DENVER (CBS4) – Hundreds of hungry people have been flocking to Civic Center Park around lunch time to get a taste of the city’s largest gathering of gourmet food trucks.

The food trucks assemble in the center of the park every Tuesday and Thursday as part of Civic Center EATS Outdoor Cafe.

“I think it’s great” said consumer Chris Humber. “I wish they had more tables.”

The Civic Center Conservancy is focusing its efforts on the little things to meet the demand and enhance the experience for everyday people who come to the park.

“You know sometimes it’s just the cumulating of small gestures that can really transform a space” said Lindy Eichenbaum Lent, Executive Director of the Civic Center Conservancy. “So this year at Civic Center EATS we have increased the shaded seating by 60 percent.”

The combination of tasty food and live music has succeeded in attracting more people to the park. The Conservancy is attempting to use events like Civic Center EATS to change the culture of the park.

“I think right now it’s great,” said second-time visitor Brad Schoenfeld as he ate a burger. “I think at times it’s probably not the safest or best place to be, and so I think that probably keeps some people away.”

Leaders in the Civic Center Conservancy believe that one of the ways to improve the safety and overall image of the park is to activate it with more people and positive activity.
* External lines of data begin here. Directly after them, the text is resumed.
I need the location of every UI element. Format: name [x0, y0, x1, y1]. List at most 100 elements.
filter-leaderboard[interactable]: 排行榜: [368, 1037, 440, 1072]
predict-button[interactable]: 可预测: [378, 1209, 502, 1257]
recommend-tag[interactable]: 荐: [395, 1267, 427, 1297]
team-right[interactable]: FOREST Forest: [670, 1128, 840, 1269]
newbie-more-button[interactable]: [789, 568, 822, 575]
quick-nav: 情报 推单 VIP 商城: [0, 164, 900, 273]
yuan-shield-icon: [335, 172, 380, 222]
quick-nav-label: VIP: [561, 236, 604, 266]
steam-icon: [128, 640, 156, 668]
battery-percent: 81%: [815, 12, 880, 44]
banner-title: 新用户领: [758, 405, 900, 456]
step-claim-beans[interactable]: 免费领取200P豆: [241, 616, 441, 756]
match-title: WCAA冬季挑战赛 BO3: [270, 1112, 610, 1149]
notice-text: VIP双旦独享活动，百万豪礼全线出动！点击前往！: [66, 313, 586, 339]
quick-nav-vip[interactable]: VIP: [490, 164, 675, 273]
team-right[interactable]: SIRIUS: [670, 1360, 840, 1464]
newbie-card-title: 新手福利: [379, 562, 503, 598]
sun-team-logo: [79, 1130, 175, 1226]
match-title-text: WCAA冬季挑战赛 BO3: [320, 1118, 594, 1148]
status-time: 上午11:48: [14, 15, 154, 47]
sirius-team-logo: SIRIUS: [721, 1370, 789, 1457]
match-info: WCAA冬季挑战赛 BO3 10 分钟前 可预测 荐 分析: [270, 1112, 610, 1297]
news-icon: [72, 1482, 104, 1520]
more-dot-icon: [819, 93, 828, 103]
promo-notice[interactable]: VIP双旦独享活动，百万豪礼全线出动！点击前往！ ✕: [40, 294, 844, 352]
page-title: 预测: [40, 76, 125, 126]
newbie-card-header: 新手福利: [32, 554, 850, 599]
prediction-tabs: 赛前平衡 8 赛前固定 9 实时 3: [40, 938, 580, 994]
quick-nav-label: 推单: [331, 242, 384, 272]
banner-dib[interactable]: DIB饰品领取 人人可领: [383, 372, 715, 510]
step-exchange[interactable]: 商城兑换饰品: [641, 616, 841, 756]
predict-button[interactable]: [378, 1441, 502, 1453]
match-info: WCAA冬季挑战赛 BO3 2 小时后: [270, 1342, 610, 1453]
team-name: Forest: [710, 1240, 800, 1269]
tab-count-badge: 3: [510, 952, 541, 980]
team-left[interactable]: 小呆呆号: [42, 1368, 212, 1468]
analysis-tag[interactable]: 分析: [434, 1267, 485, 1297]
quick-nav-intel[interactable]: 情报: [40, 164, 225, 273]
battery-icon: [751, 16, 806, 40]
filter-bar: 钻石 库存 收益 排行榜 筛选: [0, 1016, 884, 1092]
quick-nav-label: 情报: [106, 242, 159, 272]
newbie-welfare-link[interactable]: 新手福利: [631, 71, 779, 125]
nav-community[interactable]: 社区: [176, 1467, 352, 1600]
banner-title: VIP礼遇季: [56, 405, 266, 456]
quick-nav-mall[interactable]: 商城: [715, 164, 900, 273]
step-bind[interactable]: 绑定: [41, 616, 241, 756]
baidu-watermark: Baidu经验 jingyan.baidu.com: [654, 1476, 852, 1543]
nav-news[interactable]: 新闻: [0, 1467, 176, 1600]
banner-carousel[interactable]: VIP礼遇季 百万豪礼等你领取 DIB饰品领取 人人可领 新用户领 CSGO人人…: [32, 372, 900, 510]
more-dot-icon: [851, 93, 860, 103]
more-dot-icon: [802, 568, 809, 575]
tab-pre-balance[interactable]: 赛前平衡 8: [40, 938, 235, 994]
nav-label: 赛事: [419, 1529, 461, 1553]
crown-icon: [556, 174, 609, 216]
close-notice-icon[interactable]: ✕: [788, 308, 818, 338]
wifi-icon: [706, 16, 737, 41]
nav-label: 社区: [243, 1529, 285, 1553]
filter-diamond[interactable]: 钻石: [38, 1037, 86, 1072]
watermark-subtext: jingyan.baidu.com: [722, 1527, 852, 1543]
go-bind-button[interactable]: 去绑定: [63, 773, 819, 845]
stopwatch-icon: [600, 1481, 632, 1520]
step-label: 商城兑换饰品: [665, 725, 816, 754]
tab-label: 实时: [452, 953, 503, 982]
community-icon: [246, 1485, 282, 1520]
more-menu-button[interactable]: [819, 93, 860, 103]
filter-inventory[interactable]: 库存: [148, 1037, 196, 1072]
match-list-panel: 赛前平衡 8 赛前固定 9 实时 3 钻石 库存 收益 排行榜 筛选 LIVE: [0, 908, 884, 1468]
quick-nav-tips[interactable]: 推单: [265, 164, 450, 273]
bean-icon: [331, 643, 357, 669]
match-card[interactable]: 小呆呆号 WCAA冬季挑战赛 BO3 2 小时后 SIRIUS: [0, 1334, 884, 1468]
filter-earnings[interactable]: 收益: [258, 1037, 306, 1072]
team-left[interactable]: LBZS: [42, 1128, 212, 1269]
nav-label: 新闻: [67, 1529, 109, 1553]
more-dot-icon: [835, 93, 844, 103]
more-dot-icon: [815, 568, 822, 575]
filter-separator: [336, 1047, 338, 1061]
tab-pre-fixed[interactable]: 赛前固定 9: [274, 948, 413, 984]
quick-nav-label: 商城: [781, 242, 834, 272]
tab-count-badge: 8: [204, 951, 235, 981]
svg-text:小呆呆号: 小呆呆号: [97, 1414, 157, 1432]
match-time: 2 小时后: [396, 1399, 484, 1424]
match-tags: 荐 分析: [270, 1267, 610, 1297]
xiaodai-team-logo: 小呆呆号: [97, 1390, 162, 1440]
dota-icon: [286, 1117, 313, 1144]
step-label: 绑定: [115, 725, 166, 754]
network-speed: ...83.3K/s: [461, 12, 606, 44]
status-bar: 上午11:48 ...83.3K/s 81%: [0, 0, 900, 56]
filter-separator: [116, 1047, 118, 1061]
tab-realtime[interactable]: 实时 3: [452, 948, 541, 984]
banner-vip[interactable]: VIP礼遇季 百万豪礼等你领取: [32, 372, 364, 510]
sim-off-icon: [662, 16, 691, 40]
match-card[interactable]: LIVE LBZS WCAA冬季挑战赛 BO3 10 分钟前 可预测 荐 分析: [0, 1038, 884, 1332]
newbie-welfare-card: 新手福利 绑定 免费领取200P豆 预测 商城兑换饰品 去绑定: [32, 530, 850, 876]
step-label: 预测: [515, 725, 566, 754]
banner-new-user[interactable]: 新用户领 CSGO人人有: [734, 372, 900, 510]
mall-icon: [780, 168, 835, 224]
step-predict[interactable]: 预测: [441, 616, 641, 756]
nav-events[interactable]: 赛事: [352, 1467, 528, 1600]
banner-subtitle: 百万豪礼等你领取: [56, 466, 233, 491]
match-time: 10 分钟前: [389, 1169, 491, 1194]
Along with the EATS Outdoor Café the Conservancy also promotes other events like the Bike-In Movie series which offers free outdoor movies throughout the summer.

Along with increasing safety in Civic Center Park, construction was completed on a nearly $10 million renovation project designed to support and boost the positive activation. The overhaul addressed deferred maintenance of the park’s infrastructure.

“We want to honor Civic Center’s rich history” said Eichenbaum Lent. “That requires some infrastructure.”

Improvements were made to the Greek Theater to better attract performers and also to the historic Carnegie Library to better integrate it into the park.

“The historic structures are gleaming,” said Eichenbaum Lent. “It really adds to the feel the safety the perception the aesthetics of the park.”

The park recently made some history of its own by being designated as Denver’s first and only National Historic Landmark. The label puts Civic Center on par with iconic national landmarks like the Alamo and Empire State Building.

Denver’s newly-named historic venue will play host to the annual Independence Eve celebration on July 3. The massive event highlights the music of the Colorado Symphony accompanied by a laser show and fireworks display.

“The beauty of Independence Eve is it really attracts a diverse multi-generational crowd into Civic Center,” said Eichenbaum Lent.

SECTION: Independence Eve

The annual celebration has become a tradition in Denver; something that the Conservancy hopes will continue the legacy of Civic Center.

“By creating this family tradition for so many, an emotional connection to the park, hopefully we are cultivating the next generation of stewards for Civic Center Park,” said Eichenbaum Lent.

The more reasons to come to the park and appreciate what it has to offer, the more Civic Center will continue to help write the bright history of Denver.

The Civic Center Conservancy is currently working to raise funds in an attempt to raise approximately $25 million to bring new features and amenities to the park and support maintenance and programming well into the future.